UTooter.com is a website which allows tutors to list their availability and their subjects of expertise. Students use UTooter to find tutors, inspect tutors' ratings and reviews from past students, and make payments to tutors using a convenient payment system. Students can grant their parents access to their account, enabling them to make a deposit that can be spent on tutoring services, as well as monitor their student’s activity with tutors.
Student: Todd Zusman

Parabolic flights, also called “weightlessness flights”, “zero-G flights” or “microgravity
flights”, offers the possibility for anyone to experience weightlessness onboard a plane that performs parabolic trajectories. While those planes don’t reach space (they actually barely go higher than traditional planes) they offer several periods of weightlessness, as shown in the picture below. Today, those kinds of flights are mainly performed either to train astronauts or to perform some scientific research. The proposal is to open the first ever European/French commercial parabolic flights company, offering to the general public the amazing opportunity to experience the fun of weightlessness!

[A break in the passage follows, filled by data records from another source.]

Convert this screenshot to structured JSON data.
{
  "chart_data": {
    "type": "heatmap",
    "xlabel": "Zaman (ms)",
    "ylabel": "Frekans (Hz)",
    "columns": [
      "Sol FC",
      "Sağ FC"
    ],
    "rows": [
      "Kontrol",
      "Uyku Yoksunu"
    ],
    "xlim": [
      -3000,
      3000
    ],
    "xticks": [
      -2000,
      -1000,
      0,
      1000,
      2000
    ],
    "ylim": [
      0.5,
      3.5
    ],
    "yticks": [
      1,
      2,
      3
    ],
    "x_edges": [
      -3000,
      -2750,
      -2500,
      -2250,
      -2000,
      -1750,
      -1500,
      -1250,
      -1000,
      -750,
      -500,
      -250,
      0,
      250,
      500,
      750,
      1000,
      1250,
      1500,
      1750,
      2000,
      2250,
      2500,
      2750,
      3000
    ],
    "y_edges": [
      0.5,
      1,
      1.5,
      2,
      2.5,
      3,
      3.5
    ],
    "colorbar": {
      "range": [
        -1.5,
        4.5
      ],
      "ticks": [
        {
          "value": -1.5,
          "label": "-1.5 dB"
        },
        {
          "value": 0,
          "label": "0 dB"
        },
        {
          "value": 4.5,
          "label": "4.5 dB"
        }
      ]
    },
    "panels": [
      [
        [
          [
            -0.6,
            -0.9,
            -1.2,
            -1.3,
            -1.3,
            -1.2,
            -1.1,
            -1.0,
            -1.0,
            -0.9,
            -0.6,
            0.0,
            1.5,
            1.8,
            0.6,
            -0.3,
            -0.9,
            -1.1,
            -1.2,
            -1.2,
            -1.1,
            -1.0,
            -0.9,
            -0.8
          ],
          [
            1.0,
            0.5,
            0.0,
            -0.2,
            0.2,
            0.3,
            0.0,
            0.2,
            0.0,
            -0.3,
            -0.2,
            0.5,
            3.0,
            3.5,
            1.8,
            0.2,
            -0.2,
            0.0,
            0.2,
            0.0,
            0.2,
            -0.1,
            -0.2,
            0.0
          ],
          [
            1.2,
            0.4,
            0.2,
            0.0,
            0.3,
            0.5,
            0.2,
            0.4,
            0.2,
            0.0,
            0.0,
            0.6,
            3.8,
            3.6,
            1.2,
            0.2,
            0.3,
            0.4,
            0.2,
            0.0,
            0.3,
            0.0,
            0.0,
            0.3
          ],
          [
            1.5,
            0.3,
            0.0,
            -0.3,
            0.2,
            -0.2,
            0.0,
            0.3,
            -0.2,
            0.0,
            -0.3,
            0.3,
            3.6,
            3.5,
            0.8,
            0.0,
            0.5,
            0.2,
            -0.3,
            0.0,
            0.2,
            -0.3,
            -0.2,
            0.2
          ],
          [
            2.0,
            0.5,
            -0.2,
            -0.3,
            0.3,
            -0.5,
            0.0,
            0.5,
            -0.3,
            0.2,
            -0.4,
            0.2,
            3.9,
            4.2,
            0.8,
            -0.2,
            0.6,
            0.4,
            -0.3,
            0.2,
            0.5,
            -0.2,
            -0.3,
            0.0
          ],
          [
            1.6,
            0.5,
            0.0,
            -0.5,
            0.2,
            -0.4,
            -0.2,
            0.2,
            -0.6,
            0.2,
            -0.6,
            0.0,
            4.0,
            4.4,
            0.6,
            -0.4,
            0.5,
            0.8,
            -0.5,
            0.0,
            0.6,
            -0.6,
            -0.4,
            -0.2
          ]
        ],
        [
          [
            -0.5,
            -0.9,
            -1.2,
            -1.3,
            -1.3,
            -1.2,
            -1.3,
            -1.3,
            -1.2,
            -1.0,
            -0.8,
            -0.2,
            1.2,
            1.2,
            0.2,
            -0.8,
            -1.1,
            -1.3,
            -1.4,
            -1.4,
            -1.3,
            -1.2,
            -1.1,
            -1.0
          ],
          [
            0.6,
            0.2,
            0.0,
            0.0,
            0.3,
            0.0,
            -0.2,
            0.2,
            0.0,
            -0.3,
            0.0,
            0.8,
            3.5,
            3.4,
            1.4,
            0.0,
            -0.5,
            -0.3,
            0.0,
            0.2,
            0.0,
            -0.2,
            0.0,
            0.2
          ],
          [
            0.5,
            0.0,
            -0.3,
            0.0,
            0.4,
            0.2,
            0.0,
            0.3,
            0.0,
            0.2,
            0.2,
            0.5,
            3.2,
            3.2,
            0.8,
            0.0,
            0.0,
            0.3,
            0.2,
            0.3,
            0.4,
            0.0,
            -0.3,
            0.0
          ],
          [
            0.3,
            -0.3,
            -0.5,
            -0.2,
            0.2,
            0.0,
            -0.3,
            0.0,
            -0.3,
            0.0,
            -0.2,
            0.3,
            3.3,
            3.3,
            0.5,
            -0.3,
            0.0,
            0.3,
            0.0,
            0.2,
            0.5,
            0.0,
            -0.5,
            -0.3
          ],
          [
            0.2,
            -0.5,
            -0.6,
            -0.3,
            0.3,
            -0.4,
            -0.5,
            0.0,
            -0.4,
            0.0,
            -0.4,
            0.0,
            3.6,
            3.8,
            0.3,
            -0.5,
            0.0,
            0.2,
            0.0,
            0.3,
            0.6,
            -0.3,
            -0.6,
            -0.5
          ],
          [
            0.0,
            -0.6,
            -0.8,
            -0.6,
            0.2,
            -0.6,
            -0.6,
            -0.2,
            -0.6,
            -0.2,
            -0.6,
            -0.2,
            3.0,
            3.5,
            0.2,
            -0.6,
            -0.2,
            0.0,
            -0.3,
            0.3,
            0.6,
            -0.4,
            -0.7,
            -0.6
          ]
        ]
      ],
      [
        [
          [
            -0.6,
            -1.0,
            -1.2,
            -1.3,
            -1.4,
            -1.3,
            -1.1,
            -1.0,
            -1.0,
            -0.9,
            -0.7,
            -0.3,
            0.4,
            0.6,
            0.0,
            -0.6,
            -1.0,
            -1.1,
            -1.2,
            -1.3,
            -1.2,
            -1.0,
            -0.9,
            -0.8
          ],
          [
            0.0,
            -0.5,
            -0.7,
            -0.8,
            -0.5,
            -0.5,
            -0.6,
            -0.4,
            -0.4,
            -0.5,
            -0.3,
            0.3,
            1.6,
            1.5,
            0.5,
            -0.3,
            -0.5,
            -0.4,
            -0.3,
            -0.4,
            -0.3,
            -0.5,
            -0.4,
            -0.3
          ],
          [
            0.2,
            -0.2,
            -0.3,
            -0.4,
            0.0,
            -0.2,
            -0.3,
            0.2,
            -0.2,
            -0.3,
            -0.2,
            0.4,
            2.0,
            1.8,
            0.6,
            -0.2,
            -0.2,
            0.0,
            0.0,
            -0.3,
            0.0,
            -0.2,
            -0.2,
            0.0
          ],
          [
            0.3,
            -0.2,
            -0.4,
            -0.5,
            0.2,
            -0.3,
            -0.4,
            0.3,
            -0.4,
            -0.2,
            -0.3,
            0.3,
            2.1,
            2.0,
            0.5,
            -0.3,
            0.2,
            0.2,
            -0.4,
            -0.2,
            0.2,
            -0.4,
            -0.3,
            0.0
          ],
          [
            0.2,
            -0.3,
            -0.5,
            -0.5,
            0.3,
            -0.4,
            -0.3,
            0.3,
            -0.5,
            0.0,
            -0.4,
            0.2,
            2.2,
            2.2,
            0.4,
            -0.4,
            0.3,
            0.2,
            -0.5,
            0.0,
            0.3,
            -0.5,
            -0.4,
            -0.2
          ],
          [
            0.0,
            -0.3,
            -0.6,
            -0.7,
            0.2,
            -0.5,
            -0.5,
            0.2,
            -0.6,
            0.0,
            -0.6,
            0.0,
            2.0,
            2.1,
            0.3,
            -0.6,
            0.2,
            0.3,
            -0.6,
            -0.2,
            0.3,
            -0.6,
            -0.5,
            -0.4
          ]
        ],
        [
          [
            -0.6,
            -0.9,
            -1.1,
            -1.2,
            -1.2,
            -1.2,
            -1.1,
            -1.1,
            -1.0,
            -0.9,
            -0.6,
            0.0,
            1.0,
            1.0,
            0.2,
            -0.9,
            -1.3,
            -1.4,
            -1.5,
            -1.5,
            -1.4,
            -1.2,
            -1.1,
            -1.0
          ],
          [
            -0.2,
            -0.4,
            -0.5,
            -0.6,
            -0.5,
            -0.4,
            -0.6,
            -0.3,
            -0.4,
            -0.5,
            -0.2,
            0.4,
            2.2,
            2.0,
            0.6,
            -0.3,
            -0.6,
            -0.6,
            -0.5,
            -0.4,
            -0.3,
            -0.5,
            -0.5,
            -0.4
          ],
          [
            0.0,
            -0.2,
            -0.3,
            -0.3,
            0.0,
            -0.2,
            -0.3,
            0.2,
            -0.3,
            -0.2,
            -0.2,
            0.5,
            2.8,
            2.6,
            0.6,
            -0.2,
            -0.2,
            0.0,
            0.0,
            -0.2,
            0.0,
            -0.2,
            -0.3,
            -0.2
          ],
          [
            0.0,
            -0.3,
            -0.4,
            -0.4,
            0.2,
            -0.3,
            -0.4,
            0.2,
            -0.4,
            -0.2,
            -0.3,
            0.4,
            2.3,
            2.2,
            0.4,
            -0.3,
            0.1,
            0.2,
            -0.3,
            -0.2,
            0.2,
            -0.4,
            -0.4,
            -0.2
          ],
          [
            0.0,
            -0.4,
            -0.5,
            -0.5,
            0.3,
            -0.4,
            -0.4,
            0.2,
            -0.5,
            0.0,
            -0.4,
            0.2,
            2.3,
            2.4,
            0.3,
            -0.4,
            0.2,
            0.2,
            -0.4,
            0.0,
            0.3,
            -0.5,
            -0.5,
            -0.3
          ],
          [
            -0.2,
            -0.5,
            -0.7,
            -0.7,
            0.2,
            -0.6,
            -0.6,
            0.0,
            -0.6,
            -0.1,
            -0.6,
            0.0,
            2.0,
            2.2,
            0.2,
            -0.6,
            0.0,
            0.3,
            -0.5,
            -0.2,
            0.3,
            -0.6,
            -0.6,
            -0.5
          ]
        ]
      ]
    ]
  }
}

Student: Pierre-Damien Vaujour

Today’s nonprofit organizations are suffering from large program demand with small donation supply. To solve this problem our team is building an e-community called WhereToGive.com that models the nonprofit sector’s business and interest groups’ donation matching. Each dollar you donate will multiply into more dollars for your charity. Furthermore, charities can leverage our donor-base to advertise their causes to interested donors much more cheaply than the 20 cents per dollar raised charities currently spend on average. So come support your causes at WhereToGive.com where money grows on trees!